IPSec VPN加速技术的研究与实现

发布时间：2018-04-10 09:40

本文选题：IPSec　切入点：异步加密　出处：《西安电子科技大学》2014年硕士论文

【摘要】：随着网络技术的飞速发展,网络传输速度不断提高,系统对关键网络设备的处理速度要求不断提高。IPSec VPN作为数据转发的安全平台,很容易成为网络系统的瓶颈。传统的IPSec VPN存在加解密模块性能低,没有充分利用多核系统优势等问题。
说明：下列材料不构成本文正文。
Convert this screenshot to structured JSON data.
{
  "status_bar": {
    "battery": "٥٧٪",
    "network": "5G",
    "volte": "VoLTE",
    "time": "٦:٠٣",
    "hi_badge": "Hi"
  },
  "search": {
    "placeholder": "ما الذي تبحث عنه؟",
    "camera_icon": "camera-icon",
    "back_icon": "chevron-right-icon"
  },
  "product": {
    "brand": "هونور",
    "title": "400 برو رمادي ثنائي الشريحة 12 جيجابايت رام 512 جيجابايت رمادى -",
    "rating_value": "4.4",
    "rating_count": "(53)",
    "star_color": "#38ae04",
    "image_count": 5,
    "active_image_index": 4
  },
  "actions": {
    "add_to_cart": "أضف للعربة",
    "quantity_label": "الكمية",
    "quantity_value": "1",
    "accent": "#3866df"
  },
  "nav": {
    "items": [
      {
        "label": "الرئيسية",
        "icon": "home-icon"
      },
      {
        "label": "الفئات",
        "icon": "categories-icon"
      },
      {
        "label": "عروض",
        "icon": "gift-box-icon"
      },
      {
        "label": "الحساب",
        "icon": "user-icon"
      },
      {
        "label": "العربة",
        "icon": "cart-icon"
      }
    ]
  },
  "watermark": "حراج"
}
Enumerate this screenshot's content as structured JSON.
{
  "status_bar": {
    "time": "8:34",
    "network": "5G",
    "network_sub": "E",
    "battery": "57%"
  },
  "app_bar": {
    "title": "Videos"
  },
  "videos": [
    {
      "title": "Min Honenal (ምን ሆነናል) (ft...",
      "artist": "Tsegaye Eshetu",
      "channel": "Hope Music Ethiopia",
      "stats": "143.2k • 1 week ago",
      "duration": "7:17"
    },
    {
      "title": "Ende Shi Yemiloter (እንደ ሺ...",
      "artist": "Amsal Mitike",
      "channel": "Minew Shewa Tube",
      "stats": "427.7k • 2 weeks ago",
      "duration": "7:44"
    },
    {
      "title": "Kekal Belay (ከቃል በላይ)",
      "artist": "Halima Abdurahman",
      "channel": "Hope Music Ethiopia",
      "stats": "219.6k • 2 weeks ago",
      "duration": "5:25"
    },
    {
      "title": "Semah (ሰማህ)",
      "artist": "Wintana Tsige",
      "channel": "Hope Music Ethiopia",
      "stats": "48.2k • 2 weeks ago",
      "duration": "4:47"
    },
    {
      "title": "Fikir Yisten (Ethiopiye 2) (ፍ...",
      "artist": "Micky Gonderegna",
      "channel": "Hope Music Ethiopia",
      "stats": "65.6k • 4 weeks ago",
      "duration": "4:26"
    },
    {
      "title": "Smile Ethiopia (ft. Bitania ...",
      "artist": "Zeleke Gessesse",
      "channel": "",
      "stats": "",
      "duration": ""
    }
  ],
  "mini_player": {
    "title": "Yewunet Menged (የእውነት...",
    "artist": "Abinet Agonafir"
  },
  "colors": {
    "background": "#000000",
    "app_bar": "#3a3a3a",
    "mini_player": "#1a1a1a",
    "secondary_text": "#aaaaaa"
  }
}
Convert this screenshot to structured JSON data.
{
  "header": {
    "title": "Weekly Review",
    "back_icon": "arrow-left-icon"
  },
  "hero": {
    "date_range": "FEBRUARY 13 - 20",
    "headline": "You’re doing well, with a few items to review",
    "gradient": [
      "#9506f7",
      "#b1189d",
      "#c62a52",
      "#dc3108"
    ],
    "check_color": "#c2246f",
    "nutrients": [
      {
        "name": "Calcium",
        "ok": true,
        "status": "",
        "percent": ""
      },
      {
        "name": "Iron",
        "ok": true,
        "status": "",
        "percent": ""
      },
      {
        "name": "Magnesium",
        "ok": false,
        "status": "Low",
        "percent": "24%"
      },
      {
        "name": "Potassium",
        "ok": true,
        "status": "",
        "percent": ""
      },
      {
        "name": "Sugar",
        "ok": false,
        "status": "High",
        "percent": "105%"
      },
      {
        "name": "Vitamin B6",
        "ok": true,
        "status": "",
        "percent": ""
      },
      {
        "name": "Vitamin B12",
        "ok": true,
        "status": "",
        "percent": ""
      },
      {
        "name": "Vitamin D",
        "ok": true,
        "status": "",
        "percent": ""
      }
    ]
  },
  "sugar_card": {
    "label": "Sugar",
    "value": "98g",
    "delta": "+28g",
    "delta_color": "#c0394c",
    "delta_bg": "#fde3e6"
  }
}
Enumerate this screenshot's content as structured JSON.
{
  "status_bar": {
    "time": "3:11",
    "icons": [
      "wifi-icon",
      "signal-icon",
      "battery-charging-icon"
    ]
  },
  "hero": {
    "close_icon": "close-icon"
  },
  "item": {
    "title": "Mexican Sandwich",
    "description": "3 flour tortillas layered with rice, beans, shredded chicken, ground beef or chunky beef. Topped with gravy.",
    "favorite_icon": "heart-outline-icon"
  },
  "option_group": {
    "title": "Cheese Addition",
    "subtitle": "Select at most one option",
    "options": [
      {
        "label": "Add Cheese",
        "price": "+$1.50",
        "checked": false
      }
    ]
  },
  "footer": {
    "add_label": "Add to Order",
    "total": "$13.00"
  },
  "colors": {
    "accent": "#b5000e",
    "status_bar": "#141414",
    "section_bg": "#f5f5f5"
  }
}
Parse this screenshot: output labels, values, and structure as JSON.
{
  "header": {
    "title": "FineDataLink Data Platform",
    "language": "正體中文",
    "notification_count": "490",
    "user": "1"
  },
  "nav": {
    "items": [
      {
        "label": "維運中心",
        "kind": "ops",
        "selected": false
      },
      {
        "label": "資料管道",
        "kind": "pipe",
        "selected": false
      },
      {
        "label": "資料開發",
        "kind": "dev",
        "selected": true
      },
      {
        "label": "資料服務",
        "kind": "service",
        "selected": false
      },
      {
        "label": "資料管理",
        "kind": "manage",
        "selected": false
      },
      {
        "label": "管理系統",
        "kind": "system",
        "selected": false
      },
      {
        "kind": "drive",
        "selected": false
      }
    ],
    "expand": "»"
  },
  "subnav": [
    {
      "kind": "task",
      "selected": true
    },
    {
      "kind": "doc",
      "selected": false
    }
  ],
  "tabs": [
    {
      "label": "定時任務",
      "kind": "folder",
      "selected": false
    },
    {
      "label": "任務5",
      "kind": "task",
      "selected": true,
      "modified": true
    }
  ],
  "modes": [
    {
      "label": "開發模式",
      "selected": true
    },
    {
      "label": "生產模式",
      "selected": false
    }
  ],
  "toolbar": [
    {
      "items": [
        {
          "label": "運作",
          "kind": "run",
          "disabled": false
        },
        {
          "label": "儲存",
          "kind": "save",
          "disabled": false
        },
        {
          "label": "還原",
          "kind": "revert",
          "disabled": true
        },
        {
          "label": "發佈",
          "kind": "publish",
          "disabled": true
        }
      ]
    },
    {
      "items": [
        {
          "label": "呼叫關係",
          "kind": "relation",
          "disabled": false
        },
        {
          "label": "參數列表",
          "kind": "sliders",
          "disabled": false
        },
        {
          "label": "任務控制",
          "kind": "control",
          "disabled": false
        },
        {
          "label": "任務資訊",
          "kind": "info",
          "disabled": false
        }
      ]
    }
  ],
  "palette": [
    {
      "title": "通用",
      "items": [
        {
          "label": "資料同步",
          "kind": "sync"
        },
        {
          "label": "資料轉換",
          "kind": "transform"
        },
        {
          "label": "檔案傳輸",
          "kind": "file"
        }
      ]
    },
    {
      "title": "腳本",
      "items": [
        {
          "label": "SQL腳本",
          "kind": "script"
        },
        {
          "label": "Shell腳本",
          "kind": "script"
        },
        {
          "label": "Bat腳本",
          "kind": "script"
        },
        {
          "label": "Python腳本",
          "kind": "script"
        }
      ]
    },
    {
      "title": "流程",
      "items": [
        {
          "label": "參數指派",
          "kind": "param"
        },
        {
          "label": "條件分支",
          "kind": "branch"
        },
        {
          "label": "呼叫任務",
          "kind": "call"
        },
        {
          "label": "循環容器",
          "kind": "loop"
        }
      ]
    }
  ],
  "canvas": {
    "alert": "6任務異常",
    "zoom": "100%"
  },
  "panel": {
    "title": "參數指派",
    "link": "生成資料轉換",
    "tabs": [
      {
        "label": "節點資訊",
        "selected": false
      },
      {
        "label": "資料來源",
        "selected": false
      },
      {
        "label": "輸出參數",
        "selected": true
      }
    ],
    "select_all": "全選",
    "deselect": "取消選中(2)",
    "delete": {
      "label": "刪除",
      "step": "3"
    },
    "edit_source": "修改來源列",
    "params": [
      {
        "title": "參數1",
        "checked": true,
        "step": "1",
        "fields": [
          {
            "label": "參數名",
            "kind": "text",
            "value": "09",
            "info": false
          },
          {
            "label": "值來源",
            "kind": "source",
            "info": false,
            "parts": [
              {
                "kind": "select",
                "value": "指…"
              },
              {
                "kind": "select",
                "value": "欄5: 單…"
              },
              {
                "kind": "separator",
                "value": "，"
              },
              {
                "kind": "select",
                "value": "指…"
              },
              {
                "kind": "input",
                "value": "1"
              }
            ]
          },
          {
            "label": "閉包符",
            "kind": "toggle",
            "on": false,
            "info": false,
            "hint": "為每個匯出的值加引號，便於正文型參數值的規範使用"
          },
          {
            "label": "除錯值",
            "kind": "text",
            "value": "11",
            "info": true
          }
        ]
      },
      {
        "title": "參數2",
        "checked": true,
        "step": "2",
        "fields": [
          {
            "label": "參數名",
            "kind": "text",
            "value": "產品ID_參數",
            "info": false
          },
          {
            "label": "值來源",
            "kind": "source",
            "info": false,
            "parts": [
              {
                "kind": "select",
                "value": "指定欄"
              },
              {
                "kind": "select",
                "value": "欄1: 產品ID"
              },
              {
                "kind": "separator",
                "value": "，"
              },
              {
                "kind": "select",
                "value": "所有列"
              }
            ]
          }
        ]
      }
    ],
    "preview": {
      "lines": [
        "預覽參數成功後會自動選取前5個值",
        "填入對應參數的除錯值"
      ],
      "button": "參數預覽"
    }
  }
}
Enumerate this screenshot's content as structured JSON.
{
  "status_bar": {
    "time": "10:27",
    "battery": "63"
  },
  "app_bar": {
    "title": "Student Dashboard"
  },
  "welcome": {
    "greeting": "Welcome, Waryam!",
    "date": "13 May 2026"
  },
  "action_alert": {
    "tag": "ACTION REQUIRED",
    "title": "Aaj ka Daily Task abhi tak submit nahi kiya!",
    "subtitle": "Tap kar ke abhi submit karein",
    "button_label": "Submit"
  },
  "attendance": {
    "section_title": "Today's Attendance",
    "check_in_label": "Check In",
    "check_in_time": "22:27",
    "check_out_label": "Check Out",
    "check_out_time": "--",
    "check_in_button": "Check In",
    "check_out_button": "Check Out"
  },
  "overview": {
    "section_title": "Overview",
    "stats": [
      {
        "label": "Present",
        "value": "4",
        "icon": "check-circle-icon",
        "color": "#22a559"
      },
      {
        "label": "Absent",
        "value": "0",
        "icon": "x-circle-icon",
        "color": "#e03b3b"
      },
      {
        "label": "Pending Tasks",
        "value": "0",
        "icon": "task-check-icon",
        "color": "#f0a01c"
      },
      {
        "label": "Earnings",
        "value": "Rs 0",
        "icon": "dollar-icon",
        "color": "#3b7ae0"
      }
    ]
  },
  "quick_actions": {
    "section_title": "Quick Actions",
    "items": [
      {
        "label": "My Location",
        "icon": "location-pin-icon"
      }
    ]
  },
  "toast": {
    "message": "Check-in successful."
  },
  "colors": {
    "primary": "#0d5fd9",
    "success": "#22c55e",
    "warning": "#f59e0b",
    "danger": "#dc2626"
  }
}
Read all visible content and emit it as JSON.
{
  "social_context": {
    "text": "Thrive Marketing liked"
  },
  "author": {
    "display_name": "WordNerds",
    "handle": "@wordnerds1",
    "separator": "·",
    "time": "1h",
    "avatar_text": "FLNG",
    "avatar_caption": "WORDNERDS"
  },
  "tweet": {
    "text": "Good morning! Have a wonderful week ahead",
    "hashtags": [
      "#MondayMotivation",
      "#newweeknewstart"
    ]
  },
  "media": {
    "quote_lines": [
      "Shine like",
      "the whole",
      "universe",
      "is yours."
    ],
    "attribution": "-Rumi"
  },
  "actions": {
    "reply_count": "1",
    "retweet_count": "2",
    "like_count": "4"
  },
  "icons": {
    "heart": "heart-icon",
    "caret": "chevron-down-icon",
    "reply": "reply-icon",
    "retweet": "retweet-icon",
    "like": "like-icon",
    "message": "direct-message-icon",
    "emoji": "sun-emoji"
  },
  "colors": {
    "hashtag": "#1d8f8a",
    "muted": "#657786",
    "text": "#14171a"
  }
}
本文主要对IPSec VPN的加速技术进行了深入细致的研究。针对目前广泛应用的IPSec VPN技术性能低的弱点,通过分析IPSec VPN加解密模块以及多核下网络协议并行,提出了两种IPSec VPN加速技术:多加密卡异步并行加密技术和多核系统下IPSec协议并行。基于提出的多加密卡异步并行加速技术,本文实现了一种用于IPSec VPN系统的多加密卡异步并行加密模型。该模型利用加密卡代替CPU做计算密集的加解密运算,以此来释放CPU,从而提高IPSec VPN系统的加解密的性能。在实现的多加密卡异步并行加密模型中,本文利用Linux提供的工作队列机制,改进了传统IPSec VPN系统的同步加密方式,使得加密卡以异步的方式并行工作。同时,在该模型中设计并实现了用于多加密卡加密任务调度的最小等待时间算法,使得数据包加解密处理所等待的时间最小化。多加密卡异步并行加密技术通过改进IPSec VPN系统的加解密模块的方式,提高了IPSec VPN系统的整体性能。基于多核IPSec协议并行技术,本文设计并实现了一种多核IPSec协议的并行模型。该模型利用了多队列网卡,CPU亲和性以及Linux软中断等机制,实现了基于数据包多核并行处理的IPSec VPN系统。针对Linux内核为每个数据包都分配与回收sk_buffer结构,造成的内存管理模块效率不高的问题,本文提出的多核IPSec协议的并行模型中设计并实现了一种数据包队列重用算法,并详细介绍了在多核处理器环境下该重用队列算法的实现方法。本文对所提出的两种加速技术进行了实现和测试。测试结果表明,两种加速技术对IPSec VPN系统有显著的加速效果。最后,根据实验结果对两种加速技术进行了深入的分析。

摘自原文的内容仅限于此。